Avez-vous déjà brassé du vent en mettant tout votre coeur à indiquer son chemin à un pauvre automobiliste perdu ?
Oui ? D'accord...
Ca me rappelle une histoire et ça se passe à la poste.
Un homme arrive au bureau de Poste. Il souhaite envoyer un colissimo (on va pas s'embarrasser de dire les marques).
La guichetière (dont les automatismes professionnels et les gestes usés autant que machinaux font soudain place à une étrange volonté d'aider ) : alors ! vous indiquez ! votre adresse ! là !
il faut ! écrire ! votre ! adresse ! d'accord !?
Le client : ah oui, d'accord, il faut que je mette mon adresse.
La guichetière : voilà ! dans le ! carré !
Une réflexion s'impose alors à moi. C'est dingue comme les décibels produites par les cordes vocales d'un individu peuvent varier avec l'origine (l'aspect extérieur ?) de la personne à qui il s'adresse.
Le client était noir... (à la Poste on appelle ça des "usagers". Les clients, pas les Noirs. Ben oui... Enfin... ce ne sont pas deux groupes distincts parce qu'il existe des usagers Noirs. Bref ! Ne nous éparpillons pas).
Ca va de soi, quand on est noir, on ne comprend pas le français. Sauf si on nous crie dans les oreilles en accompagnant chaque syllabe de grimaces grotesques et de grands gestes ridicules - sans oublier d'emprunter une expression (du visage) à la Scary movie. J'espère au moins que les déboitements de l'épaule, les tendinites et mâchoires bloquées sont totalement pris en charge par la caisse d'assurance maladie des salariés de la Poste. Oui, bon, la banque postale quoi.
Réfléchissez. Je suis certaine que vous l'avez déjà fait :
Alors ! au deuxième feu ! pas celui-là ! mais l'autre ! vous tournez ! et touuut au bout ! de la rue ! à droite ! quand ! vous pouvez plus ! aller tout droit ! c'est à droite ! vous avez ! compris !?

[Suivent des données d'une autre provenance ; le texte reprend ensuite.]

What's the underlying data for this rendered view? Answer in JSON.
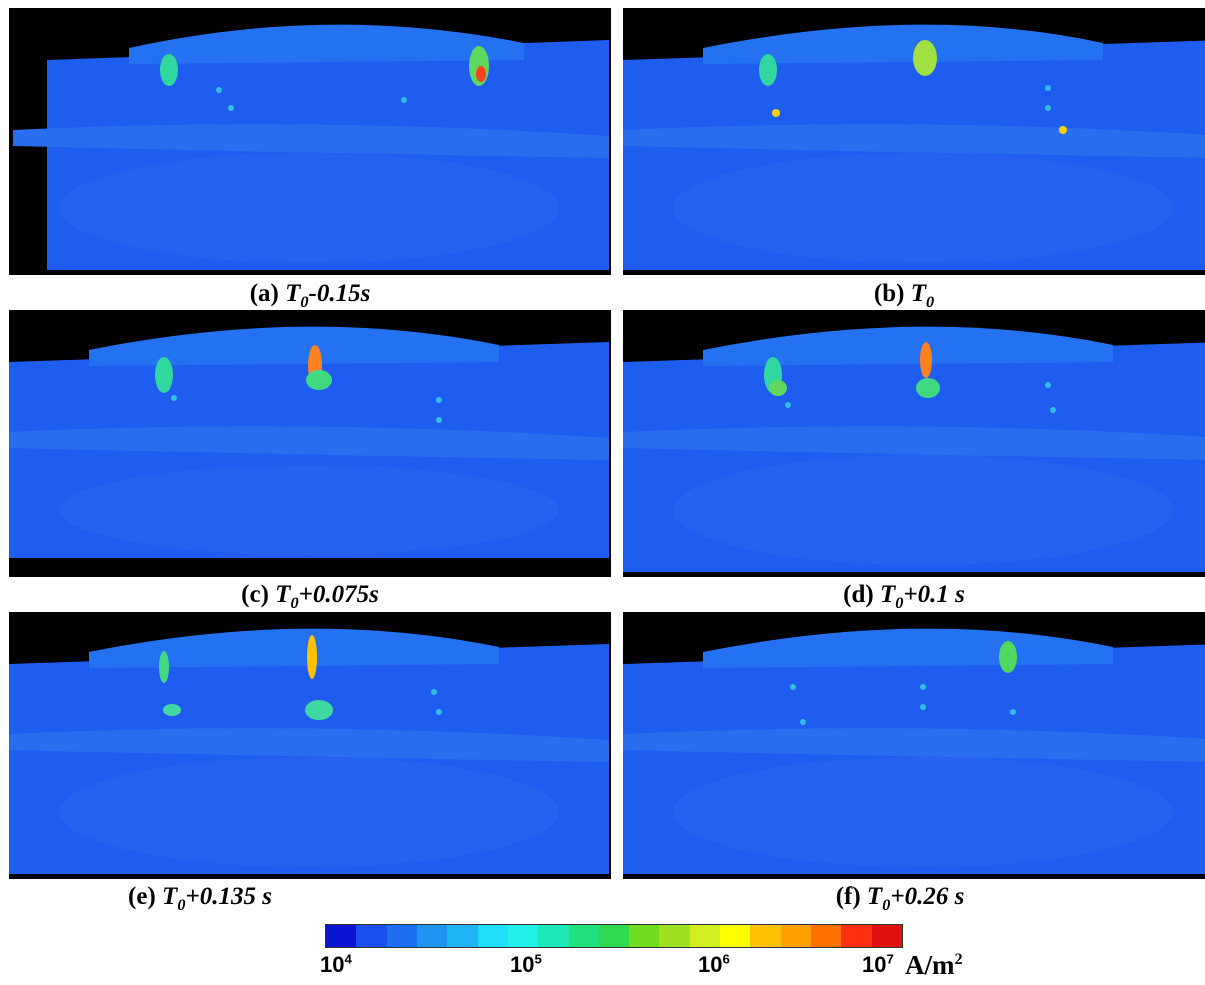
{
  "panels": [
    {
      "letter": "(a)",
      "time": "-0.15s"
    },
    {
      "letter": "(b)",
      "time": ""
    },
    {
      "letter": "(c)",
      "time": "+0.075s"
    },
    {
      "letter": "(d)",
      "time": "+0.1 s"
    },
    {
      "letter": "(e)",
      "time": "+0.135 s"
    },
    {
      "letter": "(f)",
      "time": "+0.26 s"
    }
  ],
  "time_symbol": "T",
  "time_subscript": "0",
  "colorbar": {
    "colors": [
      "#0a14d0",
      "#1a4ff0",
      "#1e6ff0",
      "#1f93f0",
      "#1fb4f3",
      "#20ddf8",
      "#20f0e6",
      "#20e8b8",
      "#20e080",
      "#30d850",
      "#70dc20",
      "#a0e020",
      "#d0ee20",
      "#ffff00",
      "#ffc000",
      "#ffa000",
      "#ff7000",
      "#ff3010",
      "#e01010"
    ],
    "ticks": [
      {
        "base": "10",
        "exp": "4"
      },
      {
        "base": "10",
        "exp": "5"
      },
      {
        "base": "10",
        "exp": "6"
      },
      {
        "base": "10",
        "exp": "7"
      }
    ],
    "unit_base": "A/m",
    "unit_exp": "2"
  }
}
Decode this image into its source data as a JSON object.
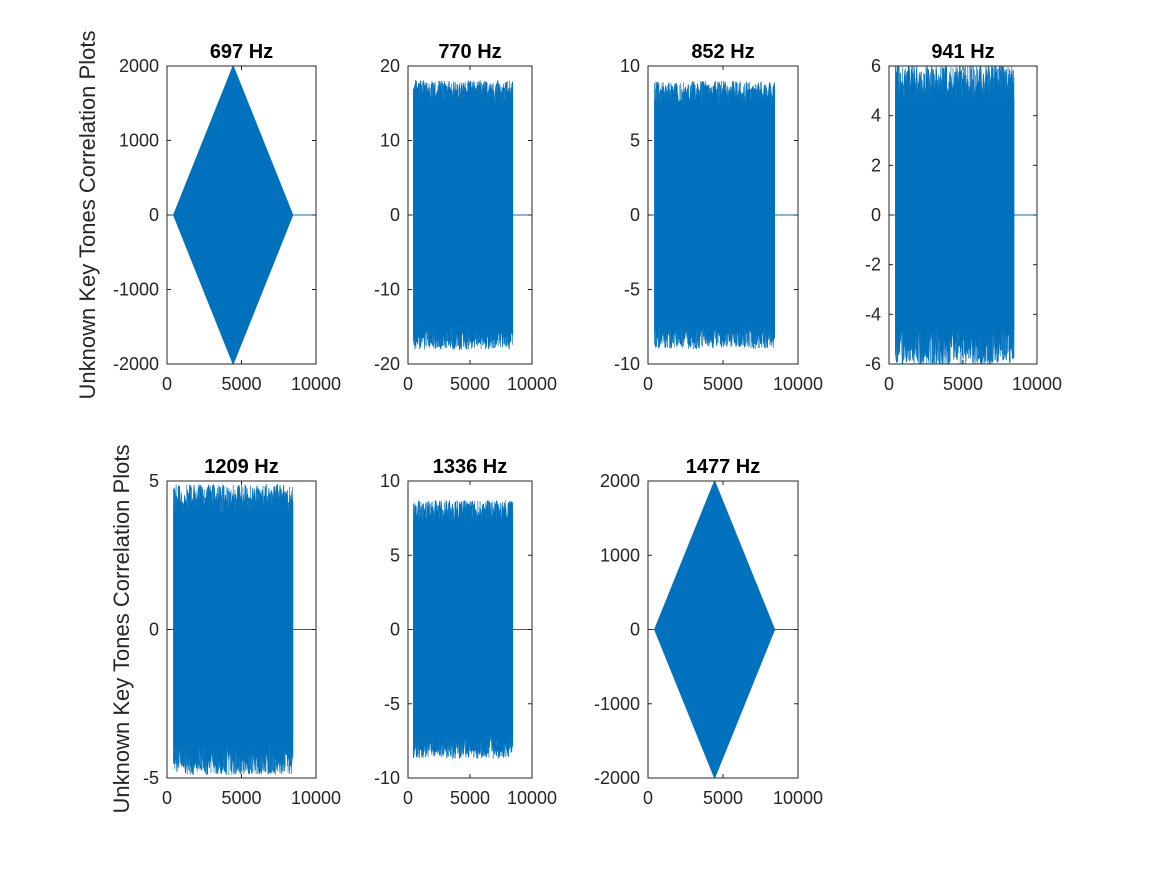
{
  "chart_data": [
    {
      "type": "line",
      "title": "697 Hz",
      "ylabel": "Unknown Key Tones Correlation Plots",
      "xlim": [
        0,
        10000
      ],
      "ylim": [
        -2000,
        2000
      ],
      "xticks": [
        0,
        5000,
        10000
      ],
      "xtick_labels": [
        "0",
        "5000",
        "10000"
      ],
      "yticks": [
        -2000,
        -1000,
        0,
        1000,
        2000
      ],
      "ytick_labels": [
        "-2000",
        "-1000",
        "0",
        "1000",
        "2000"
      ],
      "envelope": "diamond",
      "x_range": [
        440,
        8440
      ],
      "peak_x": 4440,
      "peak": 2000,
      "noise_ripple": 0
    },
    {
      "type": "line",
      "title": "770 Hz",
      "ylabel": "",
      "xlim": [
        0,
        10000
      ],
      "ylim": [
        -20,
        20
      ],
      "xticks": [
        0,
        5000,
        10000
      ],
      "xtick_labels": [
        "0",
        "5000",
        "10000"
      ],
      "yticks": [
        -20,
        -10,
        0,
        10,
        20
      ],
      "ytick_labels": [
        "-20",
        "-10",
        "0",
        "10",
        "20"
      ],
      "envelope": "flat",
      "x_range": [
        440,
        8440
      ],
      "peak": 16.5,
      "noise_ripple": 1.6
    },
    {
      "type": "line",
      "title": "852 Hz",
      "ylabel": "",
      "xlim": [
        0,
        10000
      ],
      "ylim": [
        -10,
        10
      ],
      "xticks": [
        0,
        5000,
        10000
      ],
      "xtick_labels": [
        "0",
        "5000",
        "10000"
      ],
      "yticks": [
        -10,
        -5,
        0,
        5,
        10
      ],
      "ytick_labels": [
        "-10",
        "-5",
        "0",
        "5",
        "10"
      ],
      "envelope": "flat",
      "x_range": [
        440,
        8440
      ],
      "peak": 8.2,
      "noise_ripple": 0.8
    },
    {
      "type": "line",
      "title": "941 Hz",
      "ylabel": "",
      "xlim": [
        0,
        10000
      ],
      "ylim": [
        -6,
        6
      ],
      "xticks": [
        0,
        5000,
        10000
      ],
      "xtick_labels": [
        "0",
        "5000",
        "10000"
      ],
      "yticks": [
        -6,
        -4,
        -2,
        0,
        2,
        4,
        6
      ],
      "ytick_labels": [
        "-6",
        "-4",
        "-2",
        "0",
        "2",
        "4",
        "6"
      ],
      "envelope": "flat",
      "x_range": [
        440,
        8440
      ],
      "peak": 5.3,
      "noise_ripple": 0.8
    },
    {
      "type": "line",
      "title": "1209 Hz",
      "ylabel": "Unknown Key Tones Correlation Plots",
      "xlim": [
        0,
        10000
      ],
      "ylim": [
        -5,
        5
      ],
      "xticks": [
        0,
        5000,
        10000
      ],
      "xtick_labels": [
        "0",
        "5000",
        "10000"
      ],
      "yticks": [
        -5,
        0,
        5
      ],
      "ytick_labels": [
        "-5",
        "0",
        "5"
      ],
      "envelope": "flat",
      "x_range": [
        440,
        8440
      ],
      "peak": 4.4,
      "noise_ripple": 0.5
    },
    {
      "type": "line",
      "title": "1336 Hz",
      "ylabel": "",
      "xlim": [
        0,
        10000
      ],
      "ylim": [
        -10,
        10
      ],
      "xticks": [
        0,
        5000,
        10000
      ],
      "xtick_labels": [
        "0",
        "5000",
        "10000"
      ],
      "yticks": [
        -10,
        -5,
        0,
        5,
        10
      ],
      "ytick_labels": [
        "-10",
        "-5",
        "0",
        "5",
        "10"
      ],
      "envelope": "flat",
      "x_range": [
        440,
        8440
      ],
      "peak": 7.9,
      "noise_ripple": 0.8
    },
    {
      "type": "line",
      "title": "1477 Hz",
      "ylabel": "",
      "xlim": [
        0,
        10000
      ],
      "ylim": [
        -2000,
        2000
      ],
      "xticks": [
        0,
        5000,
        10000
      ],
      "xtick_labels": [
        "0",
        "5000",
        "10000"
      ],
      "yticks": [
        -2000,
        -1000,
        0,
        1000,
        2000
      ],
      "ytick_labels": [
        "-2000",
        "-1000",
        "0",
        "1000",
        "2000"
      ],
      "envelope": "diamond",
      "x_range": [
        440,
        8440
      ],
      "peak_x": 4440,
      "peak": 2000,
      "noise_ripple": 0
    }
  ],
  "colors": {
    "series": "#0072BD",
    "axis": "#262626",
    "background": "#ffffff"
  }
}
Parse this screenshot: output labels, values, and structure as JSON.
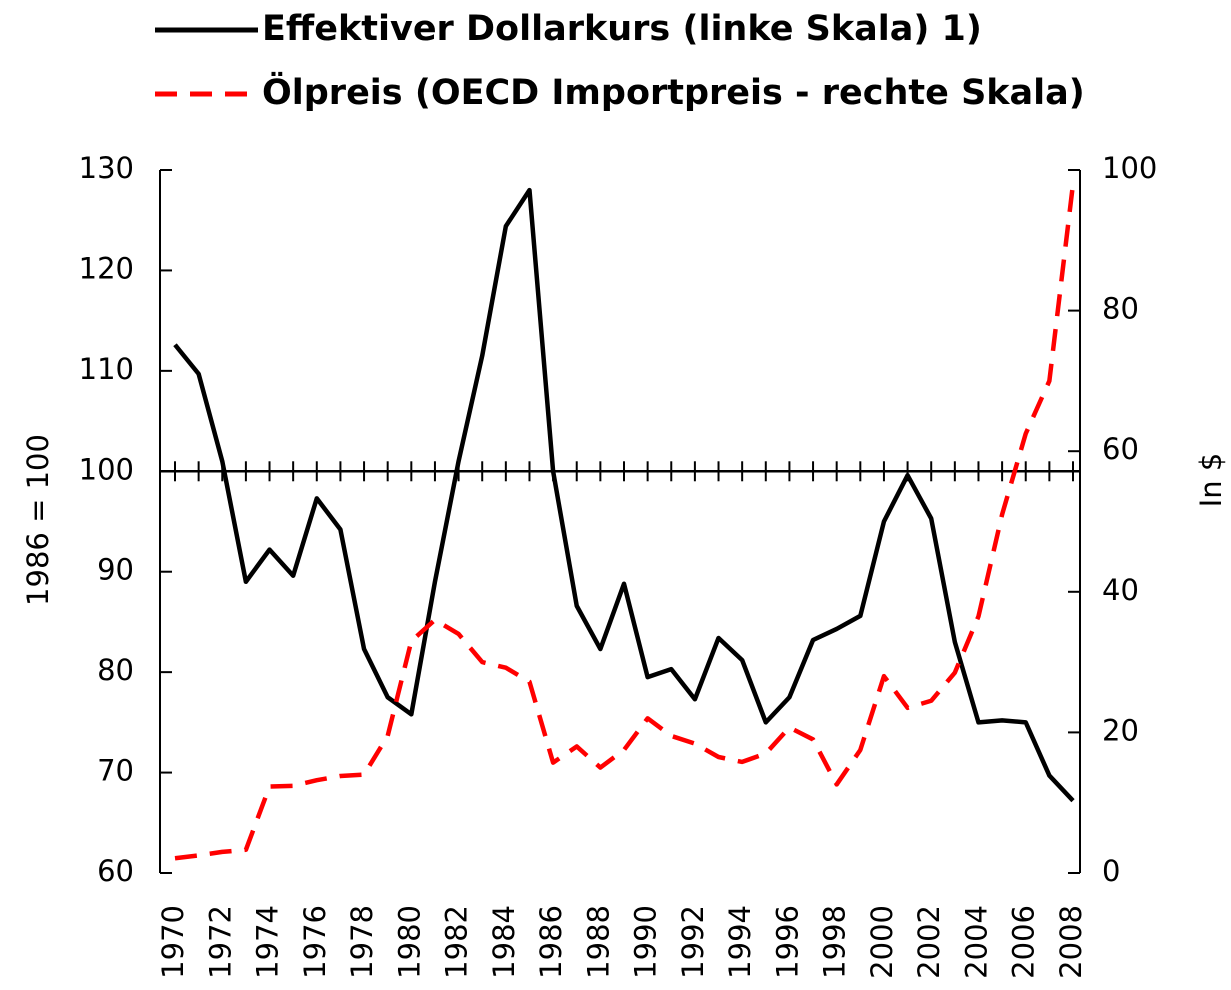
{
  "chart_data": {
    "type": "line",
    "y_label": "1986 = 100",
    "y2_label": "In $",
    "categories": [
      "1970",
      null,
      "1972",
      null,
      "1974",
      null,
      "1976",
      null,
      "1978",
      null,
      "1980",
      null,
      "1982",
      null,
      "1984",
      null,
      "1986",
      null,
      "1988",
      null,
      "1990",
      null,
      "1992",
      null,
      "1994",
      null,
      "1996",
      null,
      "1998",
      null,
      "2000",
      null,
      "2002",
      null,
      "2004",
      null,
      "2006",
      null,
      "2008"
    ],
    "series": [
      {
        "name": "Effektiver Dollarkurs (linke Skala) 1)",
        "color": "#000000",
        "dash": "solid",
        "values": [
          112.6,
          109.7,
          101,
          89.0,
          92.2,
          89.6,
          97.3,
          94.2,
          82.3,
          77.5,
          75.8,
          89,
          101,
          111.5,
          124.4,
          128.0,
          100,
          86.6,
          82.3,
          88.8,
          79.5,
          80.3,
          77.3,
          83.4,
          81.2,
          75.0,
          77.5,
          83.2,
          84.3,
          85.6,
          95,
          99.6,
          95.3,
          83,
          75,
          75.2,
          75,
          69.7,
          67.2
        ]
      },
      {
        "name": "Ölpreis (OECD Importpreis - rechte Skala)",
        "color": "#ff0000",
        "dash": "dashed",
        "axis": "y2",
        "values": [
          2.1,
          2.5,
          3,
          3.3,
          12.3,
          12.4,
          13.2,
          13.8,
          14,
          19.5,
          33,
          36,
          34,
          30,
          29.2,
          27.2,
          15.7,
          18,
          15,
          17.5,
          22,
          19.5,
          18.4,
          16.5,
          15.8,
          17,
          20.7,
          19,
          12.6,
          17.5,
          28,
          23.5,
          24.5,
          28.5,
          36.5,
          51,
          62.5,
          70,
          98
        ]
      }
    ],
    "ylim": [
      60,
      130
    ],
    "yticks": [
      60,
      70,
      80,
      90,
      100,
      110,
      120,
      130
    ],
    "y2lim": [
      0,
      100
    ],
    "y2ticks": [
      0,
      20,
      40,
      60,
      80,
      100
    ],
    "x_axis_crosses": 100,
    "legend": "top",
    "grid": false
  }
}
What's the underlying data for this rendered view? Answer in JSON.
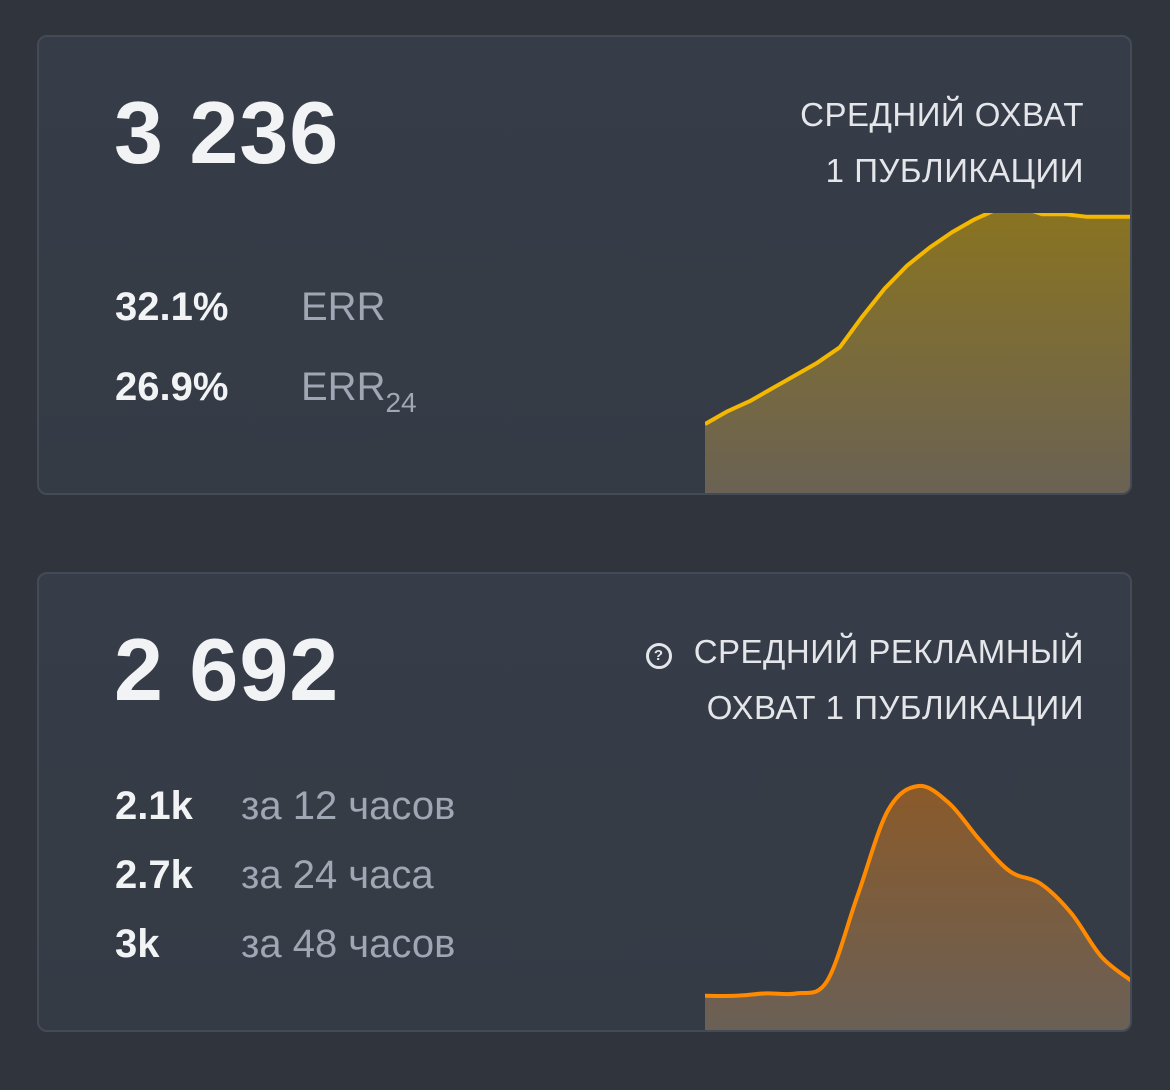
{
  "reach_card": {
    "value": "3 236",
    "title_line1": "СРЕДНИЙ ОХВАТ",
    "title_line2": "1 ПУБЛИКАЦИИ",
    "stats": [
      {
        "value": "32.1%",
        "label": "ERR",
        "sub": ""
      },
      {
        "value": "26.9%",
        "label": "ERR",
        "sub": "24"
      }
    ],
    "chart_data": {
      "type": "area",
      "color": "#f5b800",
      "values": [
        0.23,
        0.28,
        0.32,
        0.37,
        0.42,
        0.47,
        0.53,
        0.65,
        0.76,
        0.85,
        0.92,
        0.98,
        1.03,
        1.07,
        1.08,
        1.05,
        1.05,
        1.04,
        1.04,
        1.04
      ]
    }
  },
  "ad_reach_card": {
    "value": "2 692",
    "title_line1": "СРЕДНИЙ РЕКЛАМНЫЙ",
    "title_line2": "ОХВАТ 1 ПУБЛИКАЦИИ",
    "help_icon_glyph": "?",
    "stats": [
      {
        "value": "2.1k",
        "label": "за 12 часов"
      },
      {
        "value": "2.7k",
        "label": "за 24 часа"
      },
      {
        "value": "3k",
        "label": "за 48 часов"
      }
    ],
    "chart_data": {
      "type": "area",
      "color": "#ff8a00",
      "values": [
        0.14,
        0.14,
        0.15,
        0.15,
        0.2,
        0.55,
        0.9,
        1.0,
        0.93,
        0.78,
        0.65,
        0.6,
        0.48,
        0.3,
        0.2
      ]
    }
  }
}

Ca marche aussi avec les autres têtes pas-d'chez-nous, tout ça ...
Etrangement quand c'est un Américain ou un Anglais, on est déjà plus complexé et on bafouille aussi bas que possible "honteux et confus", le dos courbé et la tête dans les épaules : "heu... Désolé. Not english, me... You eundeurtèd * ?". Le truc qui veut rien dire, quoi.
Pourquoi se sent-on obligé de parler la langue des uns quand on attend des autres qu'ils connaissent la nôtre ?
Petite astuce pour vous éviter de sentir le monde se retrécir autour de vous quand vous êtes face à un anglophone : faites comme s'il était un "étranger" de chez nous.
* déformation grossière du terme understand, qui signifie comprendre.